Cell wall composition and digestibility alterations in Brachypodium distachyon acheived through reduced expression of the UDP-arabinopyranose mutase

Authors: Rancour, David; Hatfield, Ronald; Marita, Jane; ROHR, NICHOLAS - University Of Georgia; SCHMITZ, ROBERT - University Of Georgia

Submitted to: American Society of Plant Biologists Annual Meeting
Publication Type: Abstract Only
Publication Acceptance Date: 6/5/2015
Publication Date: N/A
Citation: N/A

Interpretive Summary:

Technical Abstract: Plant cell-wall polysaccharide biosynthesis requires nucleotide-activated sugars. The prominent grass cell wall sugars, glucose (Glc), xylose (Xyl), and arabinose (Ara), are biosynthetically related via the UDP-sugar interconversion pathway. RNA-seq analysis of Brachypodium distachyon UDP-sugar interconversion pathway- encoding genes indicates high gene expression in aerial organs with active cell wall biosynthesis. We sought to generate UDP-sugar interconversion pathway transgenic Brachypodium lines, resulting in cell wall carbohydrate composition changes with improved digestibility while maintaining normal plant stature. Both RNAi-mediated gene-suppression and constitutive gene-expression approaches were performed. Cell walls from 336 T0 transgenic plants with normal appearance were screened for complete carbohydrate composition. RNAi mutants of BdRGP1, a UDP-arabinopyranose mutase, resulted in significant decreases in cell wall Ara content, but with minimal change in plant stature. Five independent RNAi-RGP1 T1 plant lines were used for in-depth analysis of plant cell walls. Real-time PCR analysis indicated that gene expression levels for BdRGP1, BdRGP2, and BdRGP3 were reduced in RNAi-RGP1 plants to 15-20% of controls.

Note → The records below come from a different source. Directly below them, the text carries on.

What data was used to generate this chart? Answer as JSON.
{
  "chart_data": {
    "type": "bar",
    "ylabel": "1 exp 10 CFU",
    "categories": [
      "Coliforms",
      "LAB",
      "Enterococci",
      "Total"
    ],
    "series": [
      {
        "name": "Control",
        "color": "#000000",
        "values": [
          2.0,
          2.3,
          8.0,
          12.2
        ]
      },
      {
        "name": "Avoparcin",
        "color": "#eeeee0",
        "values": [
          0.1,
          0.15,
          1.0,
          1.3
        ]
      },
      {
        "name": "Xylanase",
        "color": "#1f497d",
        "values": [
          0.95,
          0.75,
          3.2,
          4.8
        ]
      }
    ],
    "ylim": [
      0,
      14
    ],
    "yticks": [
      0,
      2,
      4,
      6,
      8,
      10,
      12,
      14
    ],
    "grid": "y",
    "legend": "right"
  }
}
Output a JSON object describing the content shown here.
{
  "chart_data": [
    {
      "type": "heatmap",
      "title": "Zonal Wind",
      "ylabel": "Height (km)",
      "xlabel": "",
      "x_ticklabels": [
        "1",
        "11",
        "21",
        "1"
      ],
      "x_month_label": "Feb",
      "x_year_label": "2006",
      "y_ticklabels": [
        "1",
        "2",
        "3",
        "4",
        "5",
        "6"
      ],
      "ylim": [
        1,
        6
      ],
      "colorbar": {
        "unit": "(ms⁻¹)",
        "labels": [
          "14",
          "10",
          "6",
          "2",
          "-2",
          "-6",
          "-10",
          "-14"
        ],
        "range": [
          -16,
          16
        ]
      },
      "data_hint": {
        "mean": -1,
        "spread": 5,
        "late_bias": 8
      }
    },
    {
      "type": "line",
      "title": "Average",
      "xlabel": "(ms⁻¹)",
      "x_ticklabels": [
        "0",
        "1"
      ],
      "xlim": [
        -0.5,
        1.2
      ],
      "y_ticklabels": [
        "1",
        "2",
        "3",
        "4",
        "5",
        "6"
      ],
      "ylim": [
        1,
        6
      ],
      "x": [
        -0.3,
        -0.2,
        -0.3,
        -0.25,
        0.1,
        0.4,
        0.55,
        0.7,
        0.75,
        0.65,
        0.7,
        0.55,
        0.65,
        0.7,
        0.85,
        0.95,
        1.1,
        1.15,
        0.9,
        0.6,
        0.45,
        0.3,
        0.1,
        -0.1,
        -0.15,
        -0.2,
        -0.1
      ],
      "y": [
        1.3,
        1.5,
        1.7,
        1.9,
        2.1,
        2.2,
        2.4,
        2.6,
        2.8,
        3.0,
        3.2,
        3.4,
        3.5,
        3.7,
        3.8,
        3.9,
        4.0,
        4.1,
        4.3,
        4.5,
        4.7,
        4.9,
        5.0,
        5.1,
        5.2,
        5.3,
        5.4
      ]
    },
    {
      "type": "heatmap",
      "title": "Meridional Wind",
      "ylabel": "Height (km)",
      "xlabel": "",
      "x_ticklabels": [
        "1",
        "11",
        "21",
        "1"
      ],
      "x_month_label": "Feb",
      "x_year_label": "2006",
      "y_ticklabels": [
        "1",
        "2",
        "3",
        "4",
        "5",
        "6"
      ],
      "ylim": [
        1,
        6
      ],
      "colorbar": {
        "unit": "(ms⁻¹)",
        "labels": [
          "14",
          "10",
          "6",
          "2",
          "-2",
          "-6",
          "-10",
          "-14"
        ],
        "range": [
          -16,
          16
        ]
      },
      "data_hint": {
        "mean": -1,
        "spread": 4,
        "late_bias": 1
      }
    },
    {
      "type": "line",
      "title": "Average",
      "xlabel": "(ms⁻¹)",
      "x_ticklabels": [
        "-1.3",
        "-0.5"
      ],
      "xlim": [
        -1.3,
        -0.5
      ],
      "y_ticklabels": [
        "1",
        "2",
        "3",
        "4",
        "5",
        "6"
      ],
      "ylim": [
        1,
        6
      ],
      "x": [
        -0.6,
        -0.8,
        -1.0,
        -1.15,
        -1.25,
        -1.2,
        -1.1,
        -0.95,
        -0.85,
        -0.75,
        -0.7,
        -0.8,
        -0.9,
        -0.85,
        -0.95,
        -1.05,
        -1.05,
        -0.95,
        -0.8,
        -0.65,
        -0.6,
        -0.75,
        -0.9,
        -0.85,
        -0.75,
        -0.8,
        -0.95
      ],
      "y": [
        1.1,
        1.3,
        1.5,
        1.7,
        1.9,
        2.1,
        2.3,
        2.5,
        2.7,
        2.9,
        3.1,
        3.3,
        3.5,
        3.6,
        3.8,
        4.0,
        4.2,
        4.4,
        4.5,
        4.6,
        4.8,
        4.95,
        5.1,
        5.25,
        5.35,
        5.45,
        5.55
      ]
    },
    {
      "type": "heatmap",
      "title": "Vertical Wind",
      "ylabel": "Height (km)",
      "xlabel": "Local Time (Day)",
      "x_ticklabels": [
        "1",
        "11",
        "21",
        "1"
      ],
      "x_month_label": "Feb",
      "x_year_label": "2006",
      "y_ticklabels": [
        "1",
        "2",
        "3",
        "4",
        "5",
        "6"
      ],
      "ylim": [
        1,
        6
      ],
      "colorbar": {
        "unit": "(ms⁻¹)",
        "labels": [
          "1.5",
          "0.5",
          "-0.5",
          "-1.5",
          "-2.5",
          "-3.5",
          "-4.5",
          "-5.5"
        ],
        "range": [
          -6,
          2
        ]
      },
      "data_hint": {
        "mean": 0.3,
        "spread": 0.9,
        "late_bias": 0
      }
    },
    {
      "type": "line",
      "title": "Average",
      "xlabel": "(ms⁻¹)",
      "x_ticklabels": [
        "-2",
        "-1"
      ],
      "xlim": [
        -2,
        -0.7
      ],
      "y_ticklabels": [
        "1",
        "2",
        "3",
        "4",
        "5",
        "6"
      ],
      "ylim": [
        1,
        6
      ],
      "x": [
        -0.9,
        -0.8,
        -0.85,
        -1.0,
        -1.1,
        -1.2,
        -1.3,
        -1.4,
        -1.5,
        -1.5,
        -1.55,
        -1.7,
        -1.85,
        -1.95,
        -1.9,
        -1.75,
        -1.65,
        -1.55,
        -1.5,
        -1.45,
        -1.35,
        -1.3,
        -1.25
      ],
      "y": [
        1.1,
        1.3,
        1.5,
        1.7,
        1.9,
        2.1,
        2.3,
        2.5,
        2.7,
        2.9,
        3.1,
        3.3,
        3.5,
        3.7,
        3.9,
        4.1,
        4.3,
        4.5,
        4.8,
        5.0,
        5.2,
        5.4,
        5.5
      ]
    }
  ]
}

Cell wall Ara content was reduced by 23-51% of control levels, but no changes in Xyl and Glc content were observed. Corresponding decreases in cell wall ferulic acid (FA), ferulic acid-dimers (FA-dimers), and cell wall p-coumarates (pCA) were observed. We demonstrated that the cell wall pCA decrease corresponds to Ara-coupled pCA. Xylanase-mediated digestibility of RNAi-RGP1 Brachypodium cell walls resulted in a near twofold increase of released total carbohydrate. However, cellulolytic hydrolysis of cell wall material was inhibited in leaves of RNAi-RGP1 mutants. Our results indicated that targeted manipulation of UDP-sugar biosynthesis can result in biomass with substantially altered compositions, but highlighted the complex effect that cell wall composition can have on digestibility.